Malaysian Professionals Lack Skills for Complex Jobs Especially in Information Technology (IT) Sector

Randstad Malaysia Logo

Randstad Malaysia Logo

Malaysian workers lack skills for complex jobs

Article from FMT Business as published on January 17, 2023

Malaysian workers, especially those in the IT sector, are unprepared for complex jobs because of their lack of skills.

However, there is little opportunity for them to get the proper training to raise their skill levels or to acquire new ones, according to a new survey.

The survey by human resource solutions agency Randstad Malaysia showed that 85% of Malaysian workers believed that it was important for employers to offer learning and development training programmes.

However, only 36% of them said they actually received such training.

The lack of skills and talented job seekers have become a challenge for hiring managers. At the very least, prospective employers expect job seekers to be at least digitally adept enough to deliver on projects and tasks.

This phenomena is especially clear in highly technical roles such as engineers and project developers, Randstad said.

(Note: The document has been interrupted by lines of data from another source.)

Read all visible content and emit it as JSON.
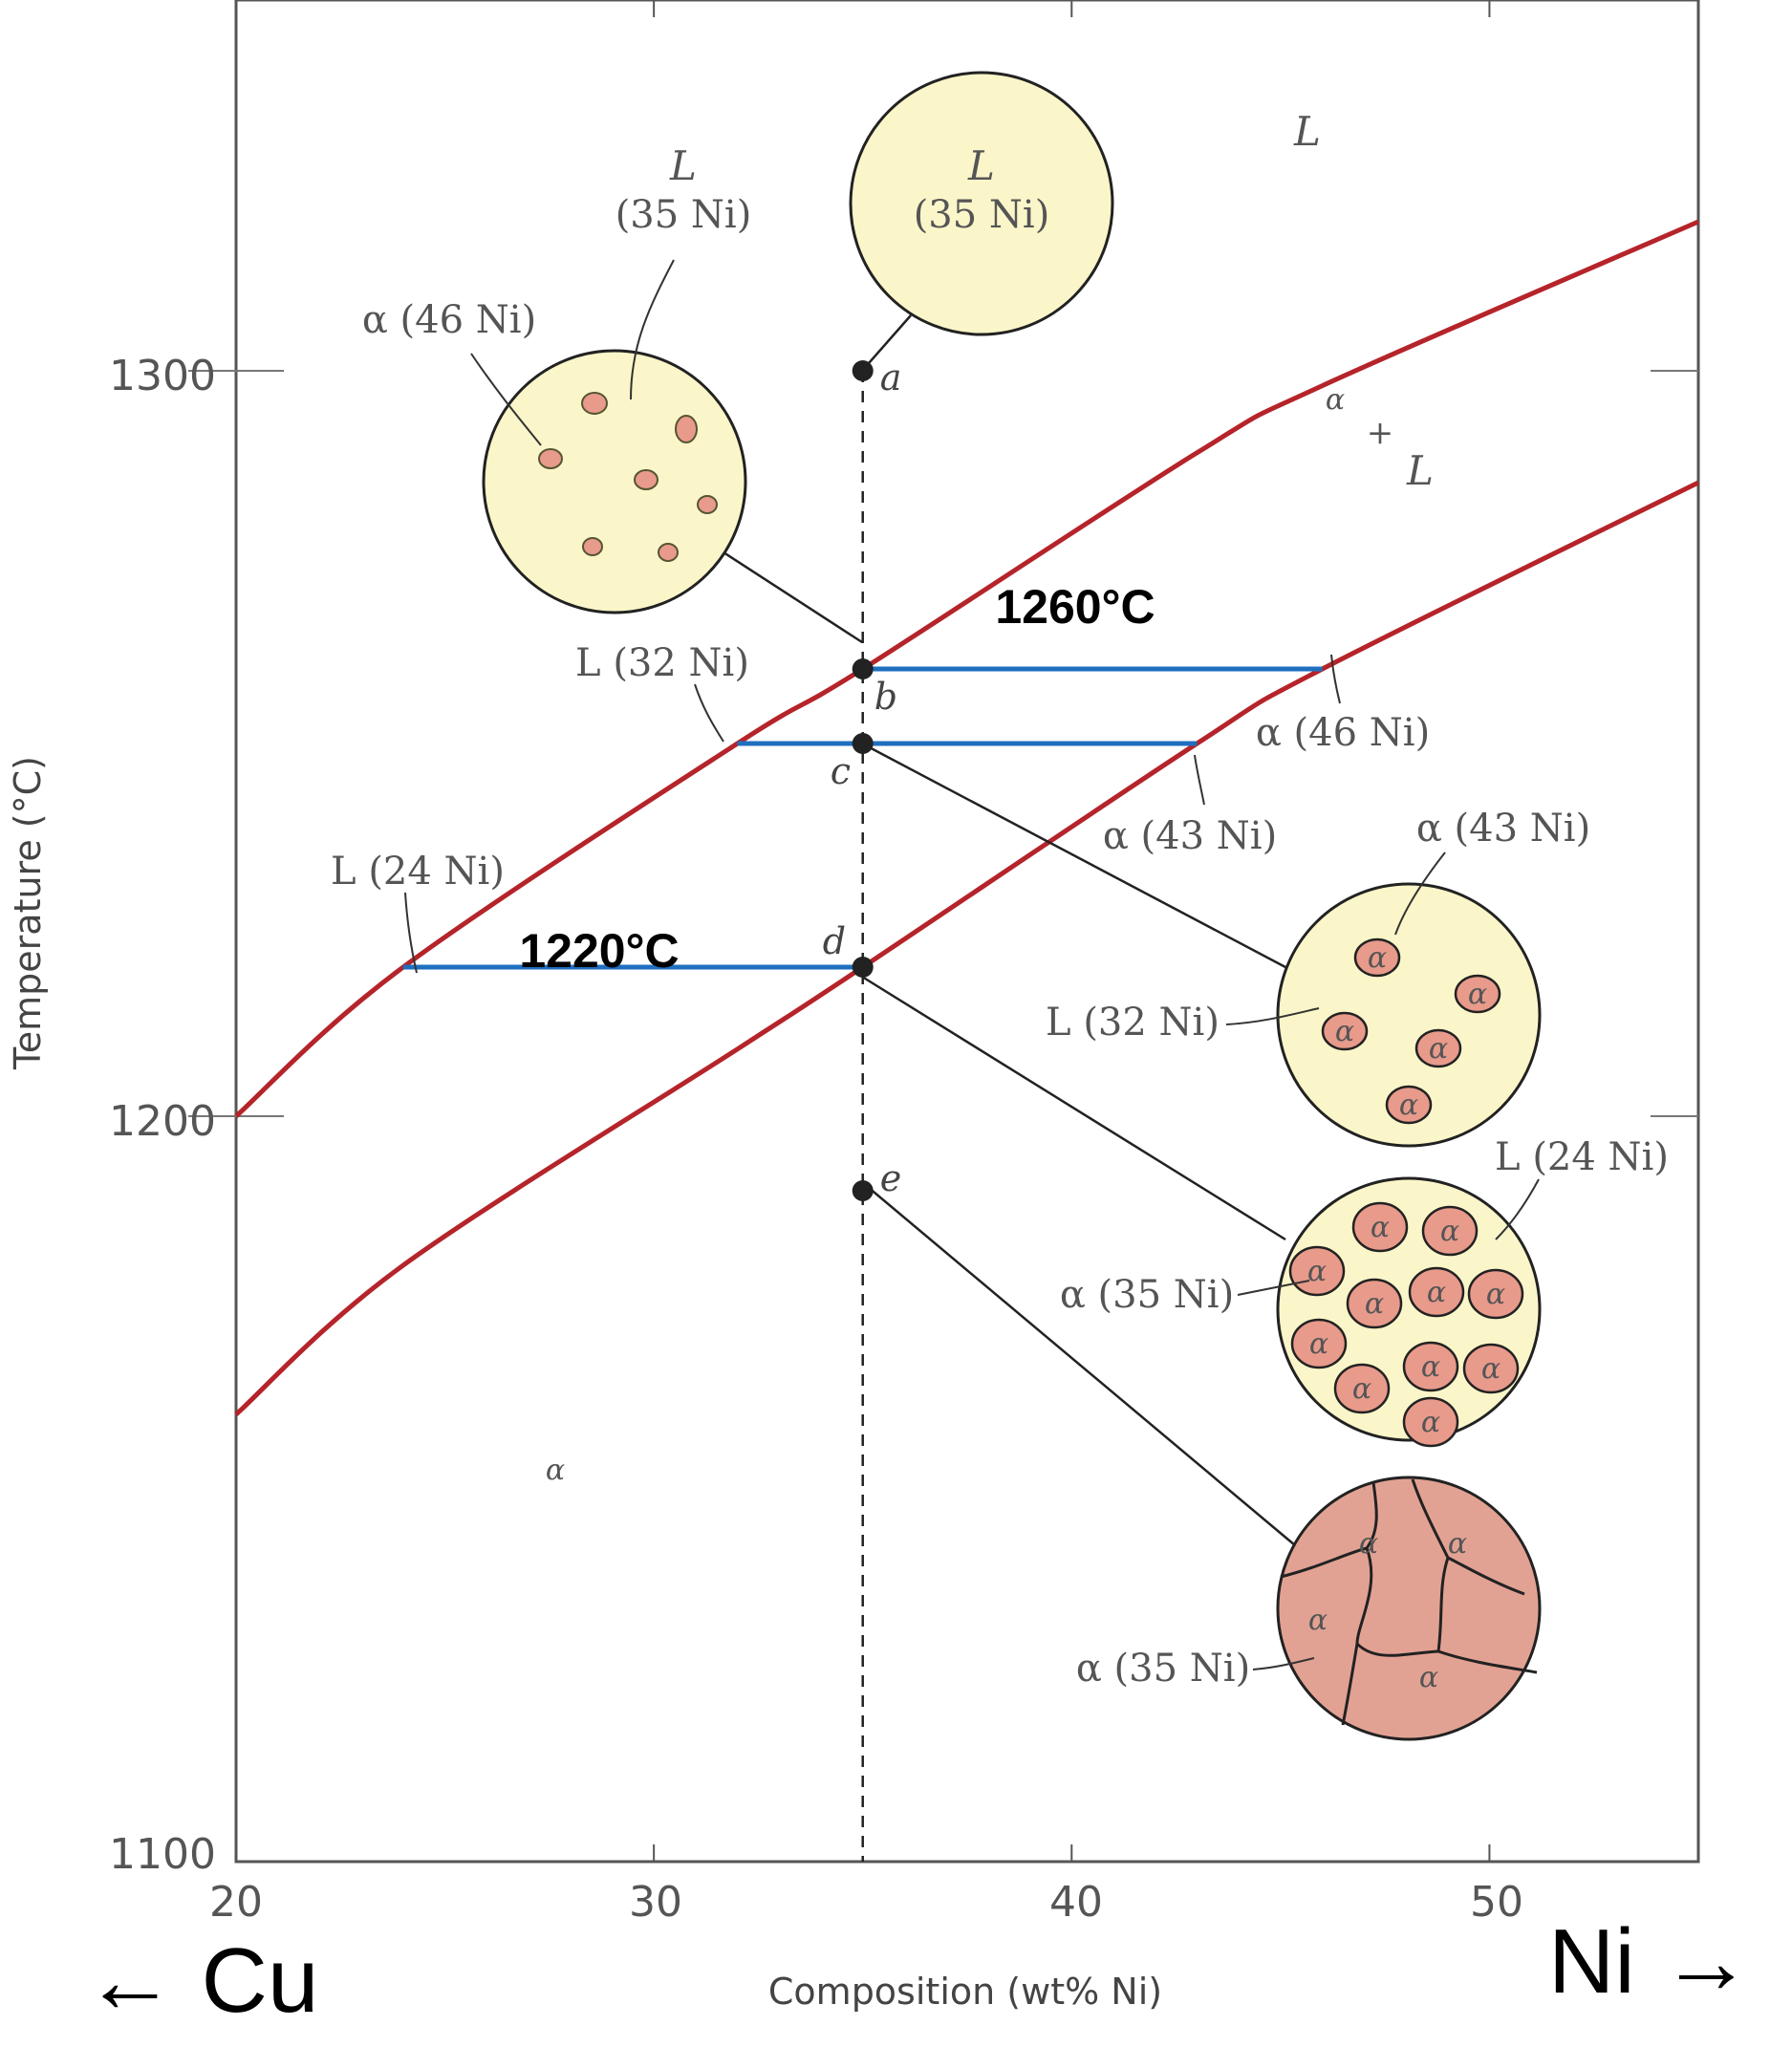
{
  "chart_data": {
    "type": "line",
    "title": "",
    "xlabel": "Composition (wt% Ni)",
    "ylabel": "Temperature (°C)",
    "xlim": [
      20,
      55
    ],
    "ylim": [
      1100,
      1350
    ],
    "x_ticks": [
      "20",
      "30",
      "40",
      "50"
    ],
    "y_ticks": [
      "1100",
      "1200",
      "1300"
    ],
    "series": [
      {
        "x": [
          20,
          24,
          32,
          35,
          43,
          46,
          55
        ],
        "y": [
          1200,
          1220,
          1250,
          1260,
          1289,
          1298,
          1320
        ]
      },
      {
        "x": [
          20,
          24,
          32,
          35,
          43,
          46,
          55
        ],
        "y": [
          1160,
          1180,
          1209,
          1220,
          1250,
          1260,
          1285
        ]
      }
    ],
    "tie_lines": [
      {
        "label": "1260°C",
        "temperature": 1260,
        "x_from": 35,
        "x_to": 46
      },
      {
        "temperature": 1250,
        "x_from": 32,
        "x_to": 43
      },
      {
        "label": "1220°C",
        "temperature": 1220,
        "x_from": 24,
        "x_to": 35
      }
    ],
    "vertical_line": {
      "x": 35,
      "style": "dashed"
    },
    "points": [
      {
        "label": "a",
        "x": 35,
        "y": 1300
      },
      {
        "label": "b",
        "x": 35,
        "y": 1260
      },
      {
        "label": "c",
        "x": 35,
        "y": 1250
      },
      {
        "label": "d",
        "x": 35,
        "y": 1220
      },
      {
        "label": "e",
        "x": 35,
        "y": 1190
      }
    ],
    "region_labels": {
      "liquid": "L",
      "two_phase_top": "α",
      "two_phase_plus": "+",
      "two_phase_bottom": "L",
      "solid": "α"
    },
    "annotations": {
      "L35_sym": "L",
      "L35_comp": "(35 Ni)",
      "a46": "α (46 Ni)",
      "L32_left": "L (32 Ni)",
      "L24_left": "L (24 Ni)",
      "a46_right": "α (46 Ni)",
      "a43_mid": "α (43 Ni)",
      "a43_right": "α (43 Ni)",
      "L32_right": "L (32 Ni)",
      "L24_right": "L (24 Ni)",
      "a35_d": "α (35 Ni)",
      "a35_e": "α (35 Ni)",
      "grain_alpha": "α"
    },
    "element_labels": {
      "left": "← Cu",
      "right": "Ni →"
    },
    "colors": {
      "boundary": "#b5242a",
      "tie_line": "#1f6fbf",
      "liquid_fill": "#fbf6c9",
      "alpha_fill": "#e2a293",
      "alpha_particle": "#e89a8b"
    }
  }
}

It said that as a result of this lack of upskilling programmes for employees and a general lack of preparedness among new graduates entering the workforce, work on more complex projects could not take off.

For the employees, this also means a stagnation in their career, it added.

The survey also showed that there is no lack of enthusiasm among employees to upskill themselves. Randstad said it found that 61% of those who responded to its survey expressed a desire to develop technical skills to become more capable and productive.

“It is clear that employees are aware of their skills gap and are motivated to upskill,” it said.

Randstad said employers would need to invest in efforts to upskill their workforce. “It is their responsibility to work with experts to improve the capability of their internal learning and development team to upskill their employees through relevant and useful training courses,” it added.

It said companies should also work with educational institutions to offer internship programmes with greater impact.

“Companies can create opportunities to let undergraduate students work on key projects to evaluate their skills and growth potential and convert them into full-time employees if they meet business expectations,” it said.

Randstad Malaysia country director Fahad Naeem said companies will see success in their hiring strategies only if they take steps to manage new talent expectations and upskill the local workforce.

He said that change is crucial for companies and employees to thrive in Asia’s rapidly evolving business landscape.

“With people serving as the backbone of any organisation’s success, it is important that business leaders address employee expectations for more effective talent attraction and management efforts,” Fahad added.